Cato: Songbun Communism


The Cold War ended more than two decades ago. The Soviet Union disintegrated less than 75 years after its tumultuous birth. China expunged its Maoist experiment in about half that time. Pol Pot’s Cambodian utopia didn’t last even four years.
However, the so-called Democratic People’s Republic of Korea lives on, 64 years after its creation under the protective arms of the Soviet Red Army. The DPRK has fused communism with monarchy, twice elevating to godlike status a son of the previous dictator. North Korea’s obituary has oft been written, but the Kim dynasty staggers on, seemingly unaffected by mass starvation, pervasive poverty, extraordinary repression, and social collapse.
It is hard to imagine a starker comparison than between the North and the Republic of Korea, a prosperous and democratic state. Yet even more dramatic may be the contrast between what the DPRK is and what it was supposed to be.

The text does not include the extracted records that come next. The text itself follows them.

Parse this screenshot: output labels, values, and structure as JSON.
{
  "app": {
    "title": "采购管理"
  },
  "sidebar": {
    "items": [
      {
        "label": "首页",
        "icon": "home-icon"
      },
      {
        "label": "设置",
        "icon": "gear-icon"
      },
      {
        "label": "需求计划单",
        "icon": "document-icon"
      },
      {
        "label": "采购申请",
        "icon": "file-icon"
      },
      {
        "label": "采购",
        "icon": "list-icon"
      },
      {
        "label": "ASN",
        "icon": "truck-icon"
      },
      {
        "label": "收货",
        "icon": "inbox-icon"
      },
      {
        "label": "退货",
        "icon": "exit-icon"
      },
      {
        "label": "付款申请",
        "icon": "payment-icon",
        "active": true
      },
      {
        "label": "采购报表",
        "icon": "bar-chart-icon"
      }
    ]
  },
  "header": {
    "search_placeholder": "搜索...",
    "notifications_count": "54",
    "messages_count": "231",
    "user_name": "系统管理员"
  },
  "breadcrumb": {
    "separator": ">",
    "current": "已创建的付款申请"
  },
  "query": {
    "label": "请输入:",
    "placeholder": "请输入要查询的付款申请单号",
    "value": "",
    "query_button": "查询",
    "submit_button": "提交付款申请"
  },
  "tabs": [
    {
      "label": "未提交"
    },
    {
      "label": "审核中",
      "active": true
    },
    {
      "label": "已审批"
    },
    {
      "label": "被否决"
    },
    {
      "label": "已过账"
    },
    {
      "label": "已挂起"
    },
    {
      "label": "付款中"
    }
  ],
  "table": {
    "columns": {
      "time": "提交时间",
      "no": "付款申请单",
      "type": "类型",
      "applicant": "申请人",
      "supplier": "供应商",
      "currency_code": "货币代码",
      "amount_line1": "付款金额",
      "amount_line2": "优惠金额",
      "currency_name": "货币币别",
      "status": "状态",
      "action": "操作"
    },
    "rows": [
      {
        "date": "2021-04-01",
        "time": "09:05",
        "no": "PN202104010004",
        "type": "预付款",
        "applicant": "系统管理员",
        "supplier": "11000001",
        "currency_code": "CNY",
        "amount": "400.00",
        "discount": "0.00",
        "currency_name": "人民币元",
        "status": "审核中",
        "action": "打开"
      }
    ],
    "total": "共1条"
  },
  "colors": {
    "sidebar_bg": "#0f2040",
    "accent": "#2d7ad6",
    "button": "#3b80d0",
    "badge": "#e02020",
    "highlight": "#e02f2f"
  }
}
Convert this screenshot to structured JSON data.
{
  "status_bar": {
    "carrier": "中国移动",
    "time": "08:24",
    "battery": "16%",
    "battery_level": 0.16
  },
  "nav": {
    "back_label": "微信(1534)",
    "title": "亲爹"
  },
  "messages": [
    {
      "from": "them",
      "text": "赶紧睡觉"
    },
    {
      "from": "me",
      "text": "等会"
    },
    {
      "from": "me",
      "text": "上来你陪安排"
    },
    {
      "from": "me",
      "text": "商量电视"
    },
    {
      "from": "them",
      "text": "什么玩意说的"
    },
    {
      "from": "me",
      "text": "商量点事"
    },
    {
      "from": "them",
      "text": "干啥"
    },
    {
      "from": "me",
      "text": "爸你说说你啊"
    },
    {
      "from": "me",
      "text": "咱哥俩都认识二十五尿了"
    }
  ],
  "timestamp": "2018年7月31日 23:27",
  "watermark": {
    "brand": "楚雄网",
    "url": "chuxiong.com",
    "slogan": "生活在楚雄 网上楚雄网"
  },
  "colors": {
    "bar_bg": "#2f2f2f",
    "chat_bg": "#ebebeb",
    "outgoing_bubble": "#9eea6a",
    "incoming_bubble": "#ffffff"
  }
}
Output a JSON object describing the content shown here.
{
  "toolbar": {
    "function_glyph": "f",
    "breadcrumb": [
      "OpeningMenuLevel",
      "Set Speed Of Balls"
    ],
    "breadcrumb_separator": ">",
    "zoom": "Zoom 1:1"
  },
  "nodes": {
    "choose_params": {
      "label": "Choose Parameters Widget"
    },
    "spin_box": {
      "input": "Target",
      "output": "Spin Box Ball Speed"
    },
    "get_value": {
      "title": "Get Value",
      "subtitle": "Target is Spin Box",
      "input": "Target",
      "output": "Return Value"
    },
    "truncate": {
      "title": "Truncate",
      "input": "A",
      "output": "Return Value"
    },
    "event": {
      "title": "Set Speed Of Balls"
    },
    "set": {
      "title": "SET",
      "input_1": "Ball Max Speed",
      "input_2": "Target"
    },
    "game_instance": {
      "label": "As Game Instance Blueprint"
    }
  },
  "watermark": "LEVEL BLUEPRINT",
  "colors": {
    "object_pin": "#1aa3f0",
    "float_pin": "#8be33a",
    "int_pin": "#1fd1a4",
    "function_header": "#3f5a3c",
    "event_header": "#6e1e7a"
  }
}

North Korean founder Kim Il-sung was an anti-Japanese guerrilla. Give him his due: he fought against a system of foreign repression. Japan had turned the once independent kingdom into a colony. Tokyo’s brutal suppression of Koreans’ identity rankles still, poisoning the relationship between two modern nations that should be cooperating to promote a democratic, market-oriented order in East Asia.